Teach PA History
Philadelphia's Important Contribution to the Lewis and Clark Expedition
What to Know
Teaching Time
2 40-minute class periods
Grade Level
Middle School
  • Reading, Writing, Speaking and Listening
  • History
Historical Period
  • Expansion and Reform - 1801-1855
Thomas Jefferson had a vision of exploring the western area of North America even before the purchase of the Louisiana Territory in April of 1803. As President, he wrote a secret letter to Congress in January of 1803 requesting funds for such an expedition. Jefferson's request to Congress was focused on the commercial aspects of possible trade with the Native Americans. The letter was secret because of the possible political implications of a U.S. exploratory trip into what, at that time, was another country's territory. While Jefferson made no mention to Congress of any scientific purposes for the trip, he definitely had them in mind. After receiving an appropriation of $2500.00, Jefferson quickly began putting his plan into action. Then the unexpected opportunity of the Louisiana Purchase added to Jefferson's desires to learn as much as possible about the newly acquired lands. He wanted the expedition to map and explore the unknown territory; report on climate conditions; send back samples of the soil, minerals, plant and animal life they were to study; look for fossils and signs of mastodons; learn about Native Americans tribes and trade possibilities with them; and search for a water route to the Pacific. It was a monumental mission that required extensive preparation. President Jefferson asked Captain Meriwether Lewis, his personal secretary, to lead the expedition. Jefferson understood Lewis's need for an education in the sciences, so he decided to send him to the nation's center of culture and learning - Philadelphia. The Philadelphia area was also the leading center for trade and the place where Lewis could locate specific supplies he needed to purchase for the trip. Lewis was in the Philadelphia area from April to June of 1803, and it was during that period that he was mentored by the greatest scientific minds of the day. It was under the guidance of Andrew Ellicott, Benjamin Rush, Benjamin Barton, Robert Patterson, and Caspar Wistar that Lewis learned the skills he needed to accomplish the directives of his mission. It was in the Philadelphia area where Lewis found the necessary supplies he needed for the expedition, and where he spent $2,324.00 of the Congressional appropriation allotted for the trip.

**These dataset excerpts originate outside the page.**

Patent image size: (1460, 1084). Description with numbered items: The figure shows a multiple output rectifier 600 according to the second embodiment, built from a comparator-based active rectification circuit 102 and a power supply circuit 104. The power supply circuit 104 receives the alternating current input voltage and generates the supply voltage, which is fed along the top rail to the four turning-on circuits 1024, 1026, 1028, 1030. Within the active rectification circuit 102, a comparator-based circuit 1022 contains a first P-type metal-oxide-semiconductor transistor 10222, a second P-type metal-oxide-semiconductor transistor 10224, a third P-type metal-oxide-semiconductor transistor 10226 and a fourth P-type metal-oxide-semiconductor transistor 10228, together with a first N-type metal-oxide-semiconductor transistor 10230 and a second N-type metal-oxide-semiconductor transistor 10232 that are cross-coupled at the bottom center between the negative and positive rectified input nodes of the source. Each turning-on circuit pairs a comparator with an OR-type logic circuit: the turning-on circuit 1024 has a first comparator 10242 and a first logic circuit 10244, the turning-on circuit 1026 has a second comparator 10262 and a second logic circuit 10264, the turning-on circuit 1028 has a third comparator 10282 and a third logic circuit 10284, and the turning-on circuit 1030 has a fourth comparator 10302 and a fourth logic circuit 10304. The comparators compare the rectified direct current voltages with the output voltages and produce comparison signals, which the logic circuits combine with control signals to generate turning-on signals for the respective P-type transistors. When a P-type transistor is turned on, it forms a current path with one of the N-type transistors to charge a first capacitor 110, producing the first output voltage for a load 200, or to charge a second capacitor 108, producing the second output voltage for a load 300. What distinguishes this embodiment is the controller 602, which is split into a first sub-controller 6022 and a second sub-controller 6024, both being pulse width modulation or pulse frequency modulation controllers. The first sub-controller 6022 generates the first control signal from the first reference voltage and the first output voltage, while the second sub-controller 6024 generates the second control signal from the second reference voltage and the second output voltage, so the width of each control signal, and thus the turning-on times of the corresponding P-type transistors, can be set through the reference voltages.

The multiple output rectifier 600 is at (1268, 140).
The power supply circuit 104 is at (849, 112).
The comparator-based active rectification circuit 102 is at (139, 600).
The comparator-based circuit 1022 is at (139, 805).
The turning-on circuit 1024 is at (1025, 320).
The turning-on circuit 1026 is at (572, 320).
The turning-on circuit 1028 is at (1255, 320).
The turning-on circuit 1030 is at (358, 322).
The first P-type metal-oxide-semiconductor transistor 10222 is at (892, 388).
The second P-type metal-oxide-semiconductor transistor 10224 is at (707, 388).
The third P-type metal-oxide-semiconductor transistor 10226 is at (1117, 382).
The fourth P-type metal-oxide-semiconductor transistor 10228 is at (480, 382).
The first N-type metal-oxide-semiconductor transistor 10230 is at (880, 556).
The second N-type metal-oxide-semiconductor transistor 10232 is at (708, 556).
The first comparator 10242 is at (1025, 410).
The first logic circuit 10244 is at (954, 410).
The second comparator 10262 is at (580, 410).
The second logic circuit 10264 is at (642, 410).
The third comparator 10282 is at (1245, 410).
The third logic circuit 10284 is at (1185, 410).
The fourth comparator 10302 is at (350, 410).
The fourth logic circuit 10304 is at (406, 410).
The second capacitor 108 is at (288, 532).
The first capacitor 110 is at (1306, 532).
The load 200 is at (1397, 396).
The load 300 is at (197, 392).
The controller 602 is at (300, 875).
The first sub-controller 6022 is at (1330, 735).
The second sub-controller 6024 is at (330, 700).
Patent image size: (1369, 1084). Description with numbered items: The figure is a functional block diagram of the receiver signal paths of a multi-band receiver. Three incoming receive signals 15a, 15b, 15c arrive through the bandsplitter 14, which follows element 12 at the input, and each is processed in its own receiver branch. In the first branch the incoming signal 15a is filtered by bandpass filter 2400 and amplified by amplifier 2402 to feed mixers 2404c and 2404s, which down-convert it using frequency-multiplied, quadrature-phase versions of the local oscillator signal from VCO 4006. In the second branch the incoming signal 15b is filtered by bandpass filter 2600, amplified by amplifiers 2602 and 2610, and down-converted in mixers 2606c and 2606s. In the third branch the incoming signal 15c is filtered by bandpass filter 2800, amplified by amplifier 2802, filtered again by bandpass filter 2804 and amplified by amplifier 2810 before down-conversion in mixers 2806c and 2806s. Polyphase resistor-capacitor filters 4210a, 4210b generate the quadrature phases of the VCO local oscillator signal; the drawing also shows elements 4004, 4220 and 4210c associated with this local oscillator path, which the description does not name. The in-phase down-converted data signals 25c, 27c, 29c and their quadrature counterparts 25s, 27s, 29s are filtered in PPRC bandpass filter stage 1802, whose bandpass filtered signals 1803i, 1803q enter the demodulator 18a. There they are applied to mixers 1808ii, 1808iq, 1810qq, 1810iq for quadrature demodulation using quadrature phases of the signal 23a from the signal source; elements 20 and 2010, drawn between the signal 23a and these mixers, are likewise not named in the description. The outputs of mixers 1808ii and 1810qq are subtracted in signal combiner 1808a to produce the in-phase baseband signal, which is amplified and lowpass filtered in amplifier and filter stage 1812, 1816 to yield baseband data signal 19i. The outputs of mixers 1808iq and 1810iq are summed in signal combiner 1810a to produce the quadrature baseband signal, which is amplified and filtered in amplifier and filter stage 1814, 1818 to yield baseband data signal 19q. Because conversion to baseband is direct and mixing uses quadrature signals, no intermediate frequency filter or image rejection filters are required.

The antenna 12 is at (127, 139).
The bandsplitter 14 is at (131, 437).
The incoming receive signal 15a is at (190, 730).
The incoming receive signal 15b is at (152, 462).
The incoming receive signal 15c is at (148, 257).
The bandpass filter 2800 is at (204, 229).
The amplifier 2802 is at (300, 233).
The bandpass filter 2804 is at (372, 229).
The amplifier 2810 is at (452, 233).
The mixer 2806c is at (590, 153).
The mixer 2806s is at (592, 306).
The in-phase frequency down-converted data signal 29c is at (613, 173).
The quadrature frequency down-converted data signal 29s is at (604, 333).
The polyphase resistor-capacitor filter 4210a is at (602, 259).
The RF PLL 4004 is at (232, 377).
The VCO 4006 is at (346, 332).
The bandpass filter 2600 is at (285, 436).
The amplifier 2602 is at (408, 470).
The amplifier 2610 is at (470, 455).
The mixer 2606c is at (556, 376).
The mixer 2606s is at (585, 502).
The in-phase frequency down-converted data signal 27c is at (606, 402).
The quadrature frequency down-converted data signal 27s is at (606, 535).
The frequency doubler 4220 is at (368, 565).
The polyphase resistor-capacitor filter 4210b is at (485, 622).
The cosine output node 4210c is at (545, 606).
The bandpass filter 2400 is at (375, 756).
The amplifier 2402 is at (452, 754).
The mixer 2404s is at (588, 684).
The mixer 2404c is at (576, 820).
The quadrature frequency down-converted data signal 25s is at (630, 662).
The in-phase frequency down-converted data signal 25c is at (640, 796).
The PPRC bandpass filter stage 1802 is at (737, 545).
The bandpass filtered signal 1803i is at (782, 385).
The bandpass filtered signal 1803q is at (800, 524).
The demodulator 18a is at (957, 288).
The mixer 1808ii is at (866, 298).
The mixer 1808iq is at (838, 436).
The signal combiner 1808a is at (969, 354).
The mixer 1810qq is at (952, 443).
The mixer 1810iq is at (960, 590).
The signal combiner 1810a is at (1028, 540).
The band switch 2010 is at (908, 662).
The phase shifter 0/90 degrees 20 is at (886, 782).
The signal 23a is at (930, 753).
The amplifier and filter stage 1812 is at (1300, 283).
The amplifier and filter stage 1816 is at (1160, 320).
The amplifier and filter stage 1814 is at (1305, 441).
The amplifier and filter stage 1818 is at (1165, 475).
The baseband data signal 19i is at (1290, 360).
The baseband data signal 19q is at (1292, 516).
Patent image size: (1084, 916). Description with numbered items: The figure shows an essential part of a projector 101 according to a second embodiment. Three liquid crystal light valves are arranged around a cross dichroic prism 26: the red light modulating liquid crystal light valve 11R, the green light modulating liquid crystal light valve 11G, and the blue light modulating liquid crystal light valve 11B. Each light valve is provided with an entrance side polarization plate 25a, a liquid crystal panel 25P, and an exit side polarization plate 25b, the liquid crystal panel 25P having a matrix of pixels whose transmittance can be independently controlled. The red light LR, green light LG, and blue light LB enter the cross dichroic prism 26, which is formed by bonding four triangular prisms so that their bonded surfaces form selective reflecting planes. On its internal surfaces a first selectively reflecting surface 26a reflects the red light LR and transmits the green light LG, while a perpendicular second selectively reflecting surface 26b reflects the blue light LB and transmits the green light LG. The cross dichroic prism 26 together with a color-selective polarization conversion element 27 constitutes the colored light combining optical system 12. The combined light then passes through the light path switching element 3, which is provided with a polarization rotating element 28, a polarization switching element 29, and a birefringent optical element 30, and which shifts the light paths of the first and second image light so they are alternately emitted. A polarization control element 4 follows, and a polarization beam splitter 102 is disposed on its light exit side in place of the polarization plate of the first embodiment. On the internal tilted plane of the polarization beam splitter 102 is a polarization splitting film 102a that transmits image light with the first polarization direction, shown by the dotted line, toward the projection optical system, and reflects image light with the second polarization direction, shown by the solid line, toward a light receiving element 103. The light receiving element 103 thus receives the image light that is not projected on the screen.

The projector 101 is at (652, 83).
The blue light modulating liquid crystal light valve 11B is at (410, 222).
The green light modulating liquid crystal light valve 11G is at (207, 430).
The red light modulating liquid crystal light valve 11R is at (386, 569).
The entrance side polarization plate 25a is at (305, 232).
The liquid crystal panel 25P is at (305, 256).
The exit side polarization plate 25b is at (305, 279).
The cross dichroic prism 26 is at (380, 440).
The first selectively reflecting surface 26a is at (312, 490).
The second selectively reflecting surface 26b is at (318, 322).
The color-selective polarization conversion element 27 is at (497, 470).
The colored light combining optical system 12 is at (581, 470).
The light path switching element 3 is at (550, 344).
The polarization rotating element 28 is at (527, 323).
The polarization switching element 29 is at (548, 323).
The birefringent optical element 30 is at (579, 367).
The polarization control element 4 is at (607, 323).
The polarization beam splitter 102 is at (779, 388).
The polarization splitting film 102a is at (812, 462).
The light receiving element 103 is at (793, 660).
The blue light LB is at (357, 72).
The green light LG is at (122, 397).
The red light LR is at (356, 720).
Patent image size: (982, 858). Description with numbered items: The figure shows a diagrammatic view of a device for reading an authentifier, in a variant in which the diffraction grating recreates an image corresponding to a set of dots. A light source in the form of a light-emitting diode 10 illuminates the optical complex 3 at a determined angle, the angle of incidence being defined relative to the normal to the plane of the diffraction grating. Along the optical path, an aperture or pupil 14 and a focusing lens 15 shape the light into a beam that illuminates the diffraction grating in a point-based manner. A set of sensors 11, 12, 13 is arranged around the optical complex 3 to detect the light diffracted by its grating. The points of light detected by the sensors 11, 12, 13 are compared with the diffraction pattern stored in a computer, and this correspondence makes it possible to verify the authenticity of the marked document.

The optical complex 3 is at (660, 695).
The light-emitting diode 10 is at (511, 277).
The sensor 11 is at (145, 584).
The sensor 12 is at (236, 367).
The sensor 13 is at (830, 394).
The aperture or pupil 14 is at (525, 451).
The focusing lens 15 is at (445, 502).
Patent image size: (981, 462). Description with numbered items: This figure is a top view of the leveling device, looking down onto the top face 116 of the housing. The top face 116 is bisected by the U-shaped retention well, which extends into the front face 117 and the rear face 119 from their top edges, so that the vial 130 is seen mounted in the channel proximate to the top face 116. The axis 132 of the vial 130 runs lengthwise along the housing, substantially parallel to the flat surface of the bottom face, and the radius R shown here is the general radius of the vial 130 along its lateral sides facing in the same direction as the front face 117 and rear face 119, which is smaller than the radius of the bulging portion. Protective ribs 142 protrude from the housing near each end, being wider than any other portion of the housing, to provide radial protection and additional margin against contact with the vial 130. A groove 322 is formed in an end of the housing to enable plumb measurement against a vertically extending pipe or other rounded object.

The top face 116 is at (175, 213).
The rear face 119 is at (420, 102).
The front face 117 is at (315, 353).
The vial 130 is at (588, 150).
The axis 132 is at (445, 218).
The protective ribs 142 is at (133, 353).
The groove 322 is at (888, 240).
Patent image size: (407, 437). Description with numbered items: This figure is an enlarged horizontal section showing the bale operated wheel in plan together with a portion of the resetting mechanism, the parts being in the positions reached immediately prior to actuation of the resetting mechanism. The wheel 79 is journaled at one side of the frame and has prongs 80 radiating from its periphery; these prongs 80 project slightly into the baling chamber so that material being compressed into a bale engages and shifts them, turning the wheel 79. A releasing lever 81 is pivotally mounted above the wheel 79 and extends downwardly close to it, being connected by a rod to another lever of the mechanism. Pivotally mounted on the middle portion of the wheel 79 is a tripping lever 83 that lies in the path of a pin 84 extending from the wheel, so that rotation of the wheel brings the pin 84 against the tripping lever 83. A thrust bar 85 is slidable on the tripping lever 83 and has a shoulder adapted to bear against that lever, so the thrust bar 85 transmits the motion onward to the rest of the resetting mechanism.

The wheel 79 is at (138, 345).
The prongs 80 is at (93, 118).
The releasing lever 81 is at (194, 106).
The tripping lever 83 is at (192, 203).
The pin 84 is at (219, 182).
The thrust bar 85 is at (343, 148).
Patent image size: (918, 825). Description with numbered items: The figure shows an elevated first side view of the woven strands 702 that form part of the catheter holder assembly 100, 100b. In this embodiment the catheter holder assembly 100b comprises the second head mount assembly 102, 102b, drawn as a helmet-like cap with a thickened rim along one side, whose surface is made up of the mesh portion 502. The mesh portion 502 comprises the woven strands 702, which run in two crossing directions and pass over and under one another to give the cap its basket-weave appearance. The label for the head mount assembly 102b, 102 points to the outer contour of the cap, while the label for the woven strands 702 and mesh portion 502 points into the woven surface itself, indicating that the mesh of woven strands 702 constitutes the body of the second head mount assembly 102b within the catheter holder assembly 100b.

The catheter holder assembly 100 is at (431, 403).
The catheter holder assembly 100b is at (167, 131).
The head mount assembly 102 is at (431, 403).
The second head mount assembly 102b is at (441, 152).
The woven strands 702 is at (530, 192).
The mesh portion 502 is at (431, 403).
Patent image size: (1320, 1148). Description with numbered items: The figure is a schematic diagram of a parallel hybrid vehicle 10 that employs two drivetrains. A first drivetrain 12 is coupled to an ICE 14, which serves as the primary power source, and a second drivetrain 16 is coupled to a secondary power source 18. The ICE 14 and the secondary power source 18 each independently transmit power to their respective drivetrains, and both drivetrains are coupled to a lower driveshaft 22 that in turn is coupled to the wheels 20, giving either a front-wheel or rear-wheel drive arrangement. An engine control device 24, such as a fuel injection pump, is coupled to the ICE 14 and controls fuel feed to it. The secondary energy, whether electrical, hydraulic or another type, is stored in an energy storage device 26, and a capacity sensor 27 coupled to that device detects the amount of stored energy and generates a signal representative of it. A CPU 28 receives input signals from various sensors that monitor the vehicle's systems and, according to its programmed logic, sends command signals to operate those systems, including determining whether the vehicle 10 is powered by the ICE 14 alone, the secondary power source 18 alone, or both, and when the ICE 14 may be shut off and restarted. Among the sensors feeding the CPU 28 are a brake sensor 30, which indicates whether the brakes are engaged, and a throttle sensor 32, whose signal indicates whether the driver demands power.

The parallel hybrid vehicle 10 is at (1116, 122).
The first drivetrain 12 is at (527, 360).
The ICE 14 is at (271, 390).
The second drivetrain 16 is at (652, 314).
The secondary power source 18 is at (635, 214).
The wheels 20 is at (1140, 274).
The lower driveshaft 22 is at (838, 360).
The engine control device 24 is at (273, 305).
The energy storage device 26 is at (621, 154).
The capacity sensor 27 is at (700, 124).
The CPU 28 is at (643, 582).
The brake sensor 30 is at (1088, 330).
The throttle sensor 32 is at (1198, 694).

Students will: 1. analyze a primary source document (Jefferson's secret letter to Congress) and identify its objectives through the aid of focus questions. 2. identify Philadelphia experts with their area of expertise through use of a graphic organizer after they have read about and analyzed the experts" contributions. 3. analyze and interpret the data in a list of supplies purchased for the expedition through a small group activity. 4. write a newspaper editorial summarizing the contributions of Philadelphia to the Expedition.

Standards Alignment

  • History

    8.1.9. B. Analyze and interpret historical sources.
    8.1.9. D. Analyze and interpret historical research using primary sources.

  • Reading, Writing, Speaking, and Listening

    1.4.8. C. Write persuasive pieces.